Greatest Canadian I’d Never Heard Of
Greatest Canadian I’d Never Heard Of
I’ve been going through all my notes from the past year and going through chapter 15 (“The New Venture”) of Peter Drucker’s Innovation and Entrepreneurship:Practice and Principles, I came across the story of James Couzens.
Couzens
was Henry Ford’s right hand man and saved the company from bankruptcy
after Ford lost his touch. After working at Ford, Couzens went on
to become the mayor of Detroit and a senator for Michigan; Drucker
speculates that he might have become the president were he not born in
Canada.
Here’s what Drucker writes about Couzens (pages 204-05):
There is an even earlier and more instructive example (of the founder needing to ask “where do I belong” in the organization),
that of Henry Ford. When Ford decided in1903 to go into business
for himself, he did exactly what Honda did forty years later: before
starting, he found the right man to be his partner and to run the areas
where Ford knew he did not belong-administration, finance,
distribution, marketing, sales and personnel. Like Honda, Henry
Ford knew he belonged in engineering and manufacturing and was going to
confine himself to those areas. The man he found, James Couzens,
contributed as much as Ford to the success of the company. Many
of the best known policies and practices of the Ford Motor Company for
which Henry Ford is often given credit - the famous $5-a-day wage of
1913, or the pioneering distribution and service policies, for example
- were Couzens’s ideas and at first resisted by Ford. So
effective did Couzens become that Ford grew increasingly jealous of him
and forced him out in 1917. The last straw was Couzens’s
insistence that the Model T was obsolescent and his proposal to use
some of the huge profits of the company to work on a successor.

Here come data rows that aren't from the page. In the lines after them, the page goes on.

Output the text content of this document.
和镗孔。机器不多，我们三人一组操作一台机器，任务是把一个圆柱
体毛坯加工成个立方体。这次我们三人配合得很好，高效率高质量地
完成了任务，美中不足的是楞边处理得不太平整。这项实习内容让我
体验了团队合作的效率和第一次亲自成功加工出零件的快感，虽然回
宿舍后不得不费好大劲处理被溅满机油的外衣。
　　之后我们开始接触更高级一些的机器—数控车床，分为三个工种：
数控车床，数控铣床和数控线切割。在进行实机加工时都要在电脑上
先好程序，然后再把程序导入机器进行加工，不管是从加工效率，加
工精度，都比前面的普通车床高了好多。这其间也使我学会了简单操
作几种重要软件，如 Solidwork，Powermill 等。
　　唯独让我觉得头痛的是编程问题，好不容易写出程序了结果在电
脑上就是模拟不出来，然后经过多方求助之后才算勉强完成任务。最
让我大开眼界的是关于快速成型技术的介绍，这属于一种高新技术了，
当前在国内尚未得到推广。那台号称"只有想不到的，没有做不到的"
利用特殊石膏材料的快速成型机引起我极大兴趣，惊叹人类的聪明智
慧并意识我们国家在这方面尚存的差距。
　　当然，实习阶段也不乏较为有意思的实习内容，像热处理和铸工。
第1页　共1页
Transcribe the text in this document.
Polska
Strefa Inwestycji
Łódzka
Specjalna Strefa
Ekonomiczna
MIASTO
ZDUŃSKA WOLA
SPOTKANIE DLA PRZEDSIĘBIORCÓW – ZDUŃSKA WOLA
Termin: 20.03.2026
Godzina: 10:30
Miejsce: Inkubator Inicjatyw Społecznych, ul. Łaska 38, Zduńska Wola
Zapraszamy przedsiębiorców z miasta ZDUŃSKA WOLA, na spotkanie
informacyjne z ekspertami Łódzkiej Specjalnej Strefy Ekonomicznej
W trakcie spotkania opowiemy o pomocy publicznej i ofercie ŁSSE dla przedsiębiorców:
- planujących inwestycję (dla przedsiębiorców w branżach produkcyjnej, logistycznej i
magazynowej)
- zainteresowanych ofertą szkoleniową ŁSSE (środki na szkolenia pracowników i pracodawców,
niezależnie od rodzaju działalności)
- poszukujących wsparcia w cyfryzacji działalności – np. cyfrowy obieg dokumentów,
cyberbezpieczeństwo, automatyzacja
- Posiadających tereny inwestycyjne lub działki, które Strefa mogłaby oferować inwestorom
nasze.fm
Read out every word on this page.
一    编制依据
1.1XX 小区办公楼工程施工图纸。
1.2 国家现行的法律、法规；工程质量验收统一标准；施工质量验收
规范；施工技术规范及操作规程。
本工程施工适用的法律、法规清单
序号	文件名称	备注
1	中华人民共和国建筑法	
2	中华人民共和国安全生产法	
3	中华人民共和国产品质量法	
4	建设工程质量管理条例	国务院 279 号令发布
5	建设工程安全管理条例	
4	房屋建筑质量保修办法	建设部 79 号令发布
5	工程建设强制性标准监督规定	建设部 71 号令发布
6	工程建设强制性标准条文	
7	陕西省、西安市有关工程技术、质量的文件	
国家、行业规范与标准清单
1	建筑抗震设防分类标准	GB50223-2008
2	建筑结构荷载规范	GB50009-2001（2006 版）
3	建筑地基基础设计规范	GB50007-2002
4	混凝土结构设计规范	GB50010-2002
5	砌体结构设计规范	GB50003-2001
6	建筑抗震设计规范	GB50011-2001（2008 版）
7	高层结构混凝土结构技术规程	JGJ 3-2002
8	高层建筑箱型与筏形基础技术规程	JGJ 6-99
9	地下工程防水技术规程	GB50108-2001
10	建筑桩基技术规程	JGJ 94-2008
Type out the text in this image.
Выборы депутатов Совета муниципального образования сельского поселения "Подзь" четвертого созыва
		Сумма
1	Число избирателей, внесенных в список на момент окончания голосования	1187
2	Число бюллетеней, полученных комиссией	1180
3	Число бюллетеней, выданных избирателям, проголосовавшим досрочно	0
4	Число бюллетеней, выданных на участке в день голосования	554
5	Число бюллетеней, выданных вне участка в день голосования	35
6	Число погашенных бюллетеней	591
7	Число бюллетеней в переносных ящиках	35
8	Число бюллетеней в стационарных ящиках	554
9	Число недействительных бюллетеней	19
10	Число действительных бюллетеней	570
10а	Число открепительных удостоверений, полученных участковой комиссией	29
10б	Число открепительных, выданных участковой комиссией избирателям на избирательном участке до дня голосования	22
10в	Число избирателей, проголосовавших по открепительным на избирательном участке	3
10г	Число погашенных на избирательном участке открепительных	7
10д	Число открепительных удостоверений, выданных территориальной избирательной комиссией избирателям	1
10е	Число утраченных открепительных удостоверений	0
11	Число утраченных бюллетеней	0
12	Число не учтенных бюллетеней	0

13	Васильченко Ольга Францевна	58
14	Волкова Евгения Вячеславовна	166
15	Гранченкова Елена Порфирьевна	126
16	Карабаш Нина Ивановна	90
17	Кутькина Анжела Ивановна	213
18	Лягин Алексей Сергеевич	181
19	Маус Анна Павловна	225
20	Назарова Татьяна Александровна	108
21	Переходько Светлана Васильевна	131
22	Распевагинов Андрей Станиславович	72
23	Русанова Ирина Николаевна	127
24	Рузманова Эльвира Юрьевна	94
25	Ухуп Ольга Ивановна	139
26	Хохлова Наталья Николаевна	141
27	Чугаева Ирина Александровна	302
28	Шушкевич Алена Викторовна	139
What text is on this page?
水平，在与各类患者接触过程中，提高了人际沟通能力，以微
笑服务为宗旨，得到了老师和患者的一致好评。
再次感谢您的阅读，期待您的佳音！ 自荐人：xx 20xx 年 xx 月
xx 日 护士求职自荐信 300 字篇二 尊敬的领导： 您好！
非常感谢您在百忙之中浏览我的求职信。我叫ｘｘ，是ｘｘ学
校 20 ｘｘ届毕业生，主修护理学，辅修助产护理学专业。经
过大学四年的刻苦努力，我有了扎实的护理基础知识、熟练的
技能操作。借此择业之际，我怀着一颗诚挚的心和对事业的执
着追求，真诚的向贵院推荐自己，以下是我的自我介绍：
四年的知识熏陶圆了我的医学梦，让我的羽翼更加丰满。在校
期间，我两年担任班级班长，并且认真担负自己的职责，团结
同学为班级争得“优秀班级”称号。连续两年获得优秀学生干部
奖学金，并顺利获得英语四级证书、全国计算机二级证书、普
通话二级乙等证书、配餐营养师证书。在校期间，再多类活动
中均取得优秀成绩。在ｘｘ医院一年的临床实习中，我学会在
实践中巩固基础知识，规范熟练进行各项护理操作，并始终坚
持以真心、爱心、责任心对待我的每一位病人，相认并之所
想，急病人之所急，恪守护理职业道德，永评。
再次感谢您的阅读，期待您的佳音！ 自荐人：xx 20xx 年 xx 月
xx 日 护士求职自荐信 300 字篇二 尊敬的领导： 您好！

The Ford Motor Company grew and prospered to the day of Couzens’s resignation. Within a few short months thereafter, as soon as Henry Ford had taken every single top management function into his own hands, forgetting that he had known earlier where he belonged, the Ford Motor company began its long decline. Henry Ford clung to the Model T for a full ten years, until it had become literally unsalable. And the company’s decline was not reversed for thirty years after Couzens’s dismissal until, with his grandfather dying, a very young Henry Ford II took over the practically bankrupt business.